Fearing the burdens of U.S. court litigation, many foreign companies doing business with American counter-parties insist on forum selection clauses that call for resolution of disputes outside of U.S. courts, either in foreign courts or international arbitration. High on the list of objectives may be avoiding U.S.-style discovery, which can justifiably strike fear into the hearts of non-U.S. companies. However, before congratulating themselves too heartily, such companies should consider the often overlooked provisions of a U.S. statute that authorizes U.S. courts to order discovery for use in certain foreign legal proceedings.
The statute, codified at 28 U.S.C. § 1782, is entitled “Assistance to Foreign and International Tribunals and to Litigants Before Such Tribunals.” Enacted in 1948 with the “twin aims of providing efficient means of assistance to participants in international litigation in our federal courts and encouraging foreign countries by example to provide similar means of assistance to our courts,” In re Malev Hungarian Airlines, 964 F.2d 97, 100 (2d Cir. 1992), the statute provides:
The district court of the district in which a person resides or is found may order him to give his testimony or statement or to produce a document or other thing for use in a proceeding in a foreign or international tribunal, including criminal investigations conducted before formal accusation. The order may be made pursuant to a letter rogatory issued, or request made, by a foreign or international tribunal or upon the application of any interested person and may direct that the testimony or statement be given, or the document or other thing be produced, before a person appointed by the court.
In 2004, the Supreme Court decided Intel Corp. v. Advanced Micro Devices, Inc., 542 U.S. 241 (2004), which became a landmark case on section 1782, and remains the only 1782 case to make its way to the High Court. AMD, which filed an antitrust complaint against Intel with the Directorate-General for Competition of the Commission of the European Communities, alleged that Intel had violated European competition law. AMD sought discovery from Intel under section 1782 in California. The district court found that the statute did not authorize the requested discovery but the appellate court reversed. See Advanced Micro Devices, Inc. v. Intel Corp., 292 F.3d 664 (9th Cir. 2002). The Supreme Court affirmed the appellate court’s holding authorizing the requested discovery, resolving several previously unsettled issues under 1782.

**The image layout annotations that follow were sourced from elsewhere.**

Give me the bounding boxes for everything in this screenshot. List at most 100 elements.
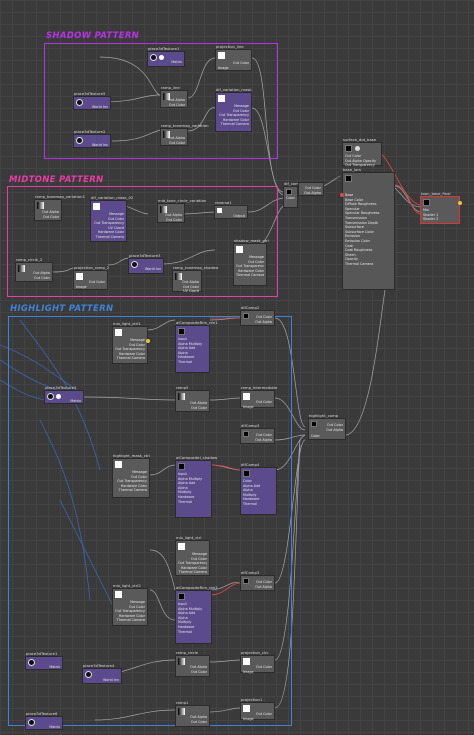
port[interactable]: UV Coord: [175, 289, 199, 294]
node-highlight-mask-ctrl[interactable]: highlight_mask_ctrl Message Out Color Out …: [112, 453, 150, 498]
node-place3d-hl[interactable]: place3dTexture5 Matrix: [44, 385, 84, 404]
mask-swatch-icon: [236, 246, 243, 253]
port[interactable]: Color: [286, 196, 295, 201]
port[interactable]: Out Color: [178, 720, 207, 725]
port[interactable]: Image: [243, 717, 272, 722]
port[interactable]: World Inv: [76, 105, 108, 110]
node-surface-dot-base[interactable]: surface_dot_base Out Color Out Alpha Opac…: [342, 137, 382, 167]
port[interactable]: Out Color: [163, 103, 185, 108]
node-ramp-tonemap-variation[interactable]: ramp_tonemap_variation Out Alpha Out Colo…: [160, 123, 209, 146]
port[interactable]: Out Color: [163, 141, 185, 146]
projection-swatch-icon: [243, 705, 250, 712]
node-projection-line[interactable]: projection_line Out Color Image: [215, 44, 252, 71]
port[interactable]: Image: [76, 285, 105, 290]
port[interactable]: World Inv: [85, 678, 119, 683]
port[interactable]: Thermal Camera: [115, 618, 145, 623]
port[interactable]: Out Color: [253, 433, 272, 438]
port[interactable]: Color: [311, 434, 343, 439]
port[interactable]: Thermal Camera: [115, 356, 145, 361]
port[interactable]: Out Color: [160, 218, 182, 223]
port[interactable]: Image: [243, 405, 272, 410]
node-dif-comp[interactable]: dif_comp Color: [283, 181, 301, 208]
port[interactable]: Thermal Camera: [218, 122, 249, 127]
node-dif-variation-mask-02[interactable]: dif_variation_mask_02 Message Out Color Ou…: [90, 195, 133, 242]
node-projection1[interactable]: projection1 Out Color Image: [240, 697, 275, 722]
node-toon-base[interactable]: toon_base_final Mix Shader 1 Shader 2: [420, 191, 462, 224]
port[interactable]: Out Alpha: [253, 320, 272, 325]
port[interactable]: Image: [243, 670, 272, 675]
node-dif-variation-mask[interactable]: dif_variation_mask Message Out Color Out T…: [215, 87, 252, 132]
node-ramp-intermediate[interactable]: ramp_intermediate Out Color Image: [240, 385, 277, 410]
port[interactable]: Out Color: [253, 580, 272, 585]
node-aicompositor-shadow[interactable]: aiCompositeI_shadow Input Alpha Multiply A…: [175, 455, 217, 518]
comp-swatch-icon: [311, 421, 317, 427]
port[interactable]: Out Alpha: [253, 438, 272, 443]
port[interactable]: Matrix: [28, 725, 60, 730]
port[interactable]: Thermal Camera: [345, 262, 392, 267]
node-dif-comp2[interactable]: difComp2 Out Color Out Alpha: [240, 305, 275, 326]
port[interactable]: Thermal: [178, 630, 209, 635]
node-place3d-hl3[interactable]: place3dTexture4 World Inv: [82, 663, 122, 684]
projection-swatch-icon: [243, 393, 250, 400]
mask-swatch-icon: [178, 543, 185, 550]
node-ramp-circle[interactable]: ramp_circle_2 Out Alpha Out Color: [15, 257, 53, 282]
node-dif-comp5[interactable]: difComp3 Out Color Out Alpha: [240, 570, 275, 591]
node-ramp-tonemap-shadow[interactable]: ramp_tonemap_shadow Out Alpha Out Color UV…: [172, 265, 218, 294]
shadow-pattern-title: SHADOW PATTERN: [46, 31, 140, 41]
port[interactable]: Output: [217, 214, 245, 219]
port[interactable]: Out Color: [301, 186, 321, 191]
port[interactable]: Thermal: [178, 500, 209, 505]
node-ramp-tonemap-variation1[interactable]: ramp_tonemap_variation1 Out Alpha Out Col…: [34, 194, 85, 221]
port[interactable]: World Inv: [131, 267, 161, 272]
port[interactable]: Out Color: [178, 406, 207, 411]
port[interactable]: Out Color: [253, 315, 272, 320]
port[interactable]: Thermal Camera: [93, 235, 124, 240]
node-place3d-mid[interactable]: place3dTexture3 World Inv: [128, 253, 164, 274]
port[interactable]: Out Alpha: [301, 191, 321, 196]
mask-swatch-icon: [115, 329, 122, 336]
node-dif-comp4[interactable]: difComp4 Color Alpha Add Alpha Multiply Hard…: [240, 462, 277, 515]
node-label: projection_circ: [241, 650, 269, 655]
port[interactable]: Thermal Camera: [115, 488, 147, 493]
port[interactable]: Matrix: [47, 399, 81, 404]
node-reverse1[interactable]: reverse1 Output: [214, 200, 248, 219]
node-place3d-sh3[interactable]: place3dTexture2 World Inv: [73, 129, 111, 148]
port[interactable]: World Inv: [76, 143, 108, 148]
port[interactable]: Thermal: [178, 360, 207, 365]
node-ramp-a[interactable]: ramp5 Out Alpha Out Color: [175, 385, 210, 412]
node-aicompositor-rim2[interactable]: aiCompositeRim_rim2 Input Alpha Multiply A…: [175, 585, 218, 644]
node-mid-tone-circle[interactable]: mid_tone_circle_variation Out Alpha Out C…: [157, 198, 206, 223]
node-mix-light-ctrl[interactable]: mix_light_ctrl Message Out Color Out Trans…: [175, 535, 210, 576]
node-highlight-comp[interactable]: highlight_comp Out Color Out Alpha Color: [308, 413, 346, 440]
port[interactable]: Matrix: [150, 60, 182, 65]
port[interactable]: Shader 2: [423, 217, 457, 222]
port[interactable]: Out Alpha: [321, 428, 343, 433]
node-shadow-mask-ctrl[interactable]: shadow_mask_ctrl Message Out Color Out Tra…: [233, 238, 269, 286]
node-label: ramp_line: [161, 85, 180, 90]
port[interactable]: Thermal Camera: [178, 570, 207, 575]
node-graph-editor[interactable]: SHADOW PATTERN MIDTONE PATTERN HIGHLIGHT…: [0, 0, 474, 735]
port[interactable]: Out Color: [18, 276, 50, 281]
node-ramp-circle2[interactable]: ramp_circle Out Alpha Out Color: [175, 650, 210, 677]
node-ramp-line[interactable]: ramp_line Out Alpha Out Color: [160, 85, 188, 108]
node-projection-circ[interactable]: projection_circ Out Color Image: [240, 650, 275, 675]
node-dif-comp3[interactable]: difComp3 Out Color Out Alpha: [240, 423, 275, 444]
node-base-lam[interactable]: base_lam Base Base Color Diffuse Roughne…: [340, 167, 395, 290]
node-mix-light-ctrl2[interactable]: mix_light_ctrl2 Message Out Color Out Tran…: [112, 583, 148, 626]
node-ramp1[interactable]: ramp1 Out Alpha Out Color: [175, 700, 210, 727]
port[interactable]: Matrix: [28, 665, 60, 670]
node-place3d-hl2[interactable]: place3dTexture1 Matrix: [25, 651, 63, 670]
node-place3d-shadow[interactable]: place3dTexture1 Matrix: [147, 46, 185, 67]
port[interactable]: Thermal Camera: [236, 273, 264, 278]
node-aicompositor-rim1[interactable]: aiCompositeRim_rim1 Input Alpha Multiply A…: [175, 320, 218, 373]
node-place3d-sh2[interactable]: place3dTexture5 World Inv: [73, 91, 111, 110]
node-label: aiCompositeI_shadow: [176, 455, 218, 460]
port[interactable]: Thermal: [243, 502, 274, 507]
node-projection-ramp[interactable]: projection_ramp_2 Out Color Image: [73, 265, 109, 290]
port[interactable]: Image: [218, 66, 249, 71]
port[interactable]: Out Alpha: [253, 585, 272, 590]
port[interactable]: Out Color: [37, 215, 59, 220]
port[interactable]: Out Color: [178, 670, 207, 675]
node-mix-light-ctrl1[interactable]: mix_light_ctrl1 Message Out Color Out Tran…: [112, 321, 150, 364]
node-place3d-hl4[interactable]: place3dTexture6 Matrix: [25, 711, 63, 730]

The Court in Intel held that section 1782 may be invoked where (1) the discovery is sought from a person residing in the district of the court to which the application is made; (2) the discovery is for use in a proceeding before a foreign tribunal; and (3) the applicant is a foreign or international tribunal or an “interested person.” Importantly, the Court found that section 1782 does not impose a “foreign discoverability” requirement, and that “foreign or international proceeding” includes quasi-judicial and administrative proceedings, even if not yet pending, as long as they are reasonably contemplated and potentially subject to judicial review.
The Court also clarified the standard for district courts to exercise their discretion (courts “may order” requested discovery) in determining whether to order discovery in a particular case:
(1) whether the person from whom discovery is sought is a participant in the foreign proceeding, and thus the need for § 1782(a) aid generally is not as apparent as it ordinarily is when evidence is sought from a nonparticipant in the matter arising abroad; (2) the nature of the foreign tribunal, the character of the proceedings underway abroad, and the receptivity of the foreign government or the court or agency abroad to U.S. federal-court judicial assistance; (3) whether the § 1782(a) request conceals an attempt to circumvent foreign proof gathering restrictions or other policies of a foreign country or the United States; and (4) whether the request is unduly intrusive or burdensome.
Since Intel, many litigants have invoked section 1782, giving rise to a rich jurisprudence on application of the four discretionary factors identified by the Supreme Court, and raising other important issues that remain unsettled. Chief among the unsettled issues is whether and when the statute’s “foreign or international tribunal” language applies to private arbitration tribunals.